It was one of the most popular fashion shows for 20 years, but US lingerie brand Victoria’s Secret is canceling its annual extravaganza amid controversy and weak financial results in the #MeToo era.
The decision, in the offing since the summer, reflects a shift towards brands seen as more empowering of women, such as singer Rihanna’s, and comes after several years of declining TV viewership.
The brand is often accused of objectifying women and has been struggling to appeal to a younger generation of lingerie shoppers who increasingly prefer simpler, less sexualized designs.
Victoria’s Secret has also received negative publicity surrounding its owner’s links to Jeffrey Epstein, who killed himself in prison this year while awaiting trial on charges he trafficked underage girls for sex.
The fashion show, in which models parade around with angels’ wings on their backs, first aired in 1995. It was broadcast around the world, with the venue changing from year to year.
American viewers have declined by almost a third since 2014, from nine million then to 3.3 million in December last year.
The decision to scrap it was confirmed by Stuart Burgdoerfer, finance director of parent company L Brands, during a conference call with analysts about the brand’s latest quarterly results.
Victoria’s Secret once defined glamour, attracting the most sought-after supermodels like Gisele Bündchen and Naomi Campbell.
But Burgdoerfer added that the brand, which was the jewel in L Brands’ crown for many years, had not been able to achieve a new lease on life despite recent leadership changes.
Its sales have been slipping in the past two years, weighing on the bottom line of L Brands which reported a net loss of $252 million (S$343 million) in the third quarter, against a $43 million loss a year earlier.
Victoria’s Secret sales were just over $1 billion in the third quarter of 2019, down seven per cent from the same period in 2018. More than 30 of its stores have closed since February.
The brand seems to be paying the price, in part, for some marketing blunders.

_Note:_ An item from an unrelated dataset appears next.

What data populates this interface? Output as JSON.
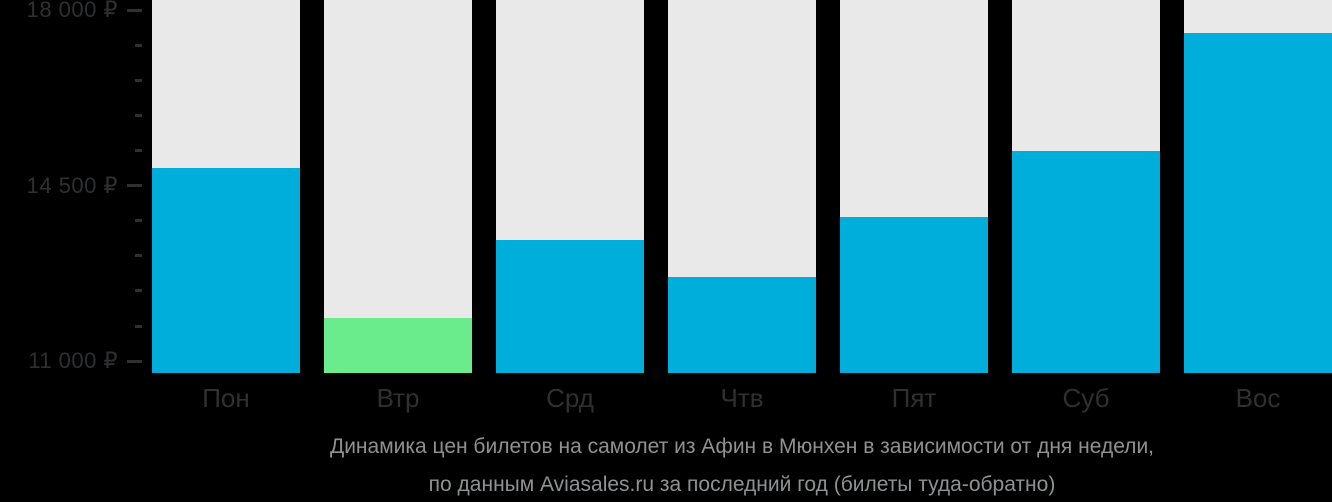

The cast in the show’s 2018 edition was more cosmopolitan than usual, following criticism that the brand had little regard for diversity in its choice of models.
But days after last year’s event, marketing director Ed Razek ruled out using transgender or plus-size models in future shows.
His ill-judged comments came as demands for greater diversity on catwalks increases. They sparked an outcry on social media and he later apologised.
More serious perhaps is that the brand has regularly been mentioned in articles about disgraced hedge fund manager Epstein, who was accused of multiple sexual assaults on young women, many of them teenagers.
Epstein, who was arrested in July, had been close to L Brands founder Leslie Wexner. Wexner was thought to be Epstein’s biggest financial backer for a while after hiring him as a financial advisor in the 1980s.
Wexner said he severed ties with Epstein after the latter’s conviction for sex crimes with underage girls in 2008.
Moreover, countless women who accused Epstein of sexual assault said they were recruited to work for him on the false promise that he would get them jobs as Victoria’s Secret models.
Models’ rights group the Model Alliance hailed the show’s cancellation, noting that 100 models had signed a letter calling on Victoria’s Secret to join its “Respect” programme aimed at preventing sexual assault and fostering fair working conditions.
With Victoria’s Secret on the slide, Rihanna is the new star of the lingerie market with her “Savage X Fenty”.
The brand is big on diversity and seeks to project an image of women as the masters of their own bodies and desires.
Supermodels Gigi and Bella Hadid and Cara Delevingne paraded its lingerie at New York Fashion Week in September, signaling how popular the brand has become.
“It was the first time on the runway that I felt really sexy,” supermodel Bella Hadid told Elle magazine.